Hungary: Mass brawl breaks out between Syrians and Jordanians in Budapest mall

Symbolic photo (Source: Shutterstock)
By Dénes Albert
4 Min Read

Budapest’s Lurdy shopping mall was the scene of an unusual event — at least for Hungary — when over a dozen Syrians and Jordanians became involved in a mass brawl.

Friday’s fight at Lurdy House pitted members of a Syrian and a Jordanian family against each other reportedly over a long-standing feud. After the altercation, three people were questioned by police and one was detained. The latter was already on probation for violence.

Prior to the fight, the Cultural Association of Egyptians in Hungary had held an event, which was peaceful. The president of the association said that the two families involved have been angry at each other for years. Some people hit others with chairs. One man was hit on the head so hard that he was taken to the hospital with a life-threatening skull injury.

After the incident, the police initiated an investigation into assault causing bodily harm and hooliganism. Three men were questioned as suspects, one of whom was taken into custody.
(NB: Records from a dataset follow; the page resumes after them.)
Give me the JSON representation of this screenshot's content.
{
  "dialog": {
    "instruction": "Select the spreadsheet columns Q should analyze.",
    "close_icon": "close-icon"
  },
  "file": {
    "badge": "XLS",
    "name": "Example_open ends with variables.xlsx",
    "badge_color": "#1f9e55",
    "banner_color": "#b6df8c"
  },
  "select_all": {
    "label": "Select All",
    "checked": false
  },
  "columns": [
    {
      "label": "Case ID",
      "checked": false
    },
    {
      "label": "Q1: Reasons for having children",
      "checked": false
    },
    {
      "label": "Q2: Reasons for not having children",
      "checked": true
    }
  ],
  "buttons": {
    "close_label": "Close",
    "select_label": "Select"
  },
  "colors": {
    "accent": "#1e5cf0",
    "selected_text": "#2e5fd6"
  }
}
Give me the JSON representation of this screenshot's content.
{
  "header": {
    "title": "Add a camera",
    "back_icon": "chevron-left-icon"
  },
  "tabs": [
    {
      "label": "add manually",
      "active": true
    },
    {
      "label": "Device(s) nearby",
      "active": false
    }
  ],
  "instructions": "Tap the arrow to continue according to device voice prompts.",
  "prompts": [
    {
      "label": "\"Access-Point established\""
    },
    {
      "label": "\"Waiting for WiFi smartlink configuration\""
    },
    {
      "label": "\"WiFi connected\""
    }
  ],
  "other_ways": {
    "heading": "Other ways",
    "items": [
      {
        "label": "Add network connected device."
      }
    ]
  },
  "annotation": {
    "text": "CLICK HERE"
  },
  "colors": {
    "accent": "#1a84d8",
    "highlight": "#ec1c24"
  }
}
Bettina Bagoly, spokeswoman for the prosecutor general’s office in the capital, told RTL that the man in custody did not admit to any wrongdoing. In fact, according to Hungarian news outlet Mandiner, he complained about his arrest, saying that he only responded with violence after the rival family provoked him.

The man had previously received a suspended prison sentence for assault and committed the new offense while on probation. The Metropolitan Prosecutor General’s Office proposed that he be placed under criminal supervision limited to his place of residence.

Scenes of such violence between rival ethnic gangs in Europe have been seen throughout Europe, including in France.

In Germany, over 100 rival clan members battled with sticks and knives on the streets of Essen last year. Rival Afghan and Turkish groups fought in front of a kebab shop in Paris last year as well. In 2020, the city of Dijon turned into a war zone as rival Chechen and Arab clans fought on the streets for days, with various groups traveling from across Europe to participate in scenes that shocked France. The fighting involved assault rifles, vehicle-ramming attacks, and police losing control of portions of the city.

Hungarian Prime Minister Viktor Orbán has lamented the rise in multiculturalism and the resulting surge in crime over the years. In 2020, he said: “I also see that law enforcement and police are on the streets, and yet there is a wave of violence. Statues are being toppled, the conditions are deplorable, and there are gang wars on the beautiful streets of small towns in civilized Western European countries,” Orbán said. “I look at the countries of those who are advising us on how to conduct our lives properly and on good governance, proper operation of democracy, and I don’t know whether to laugh or cry.”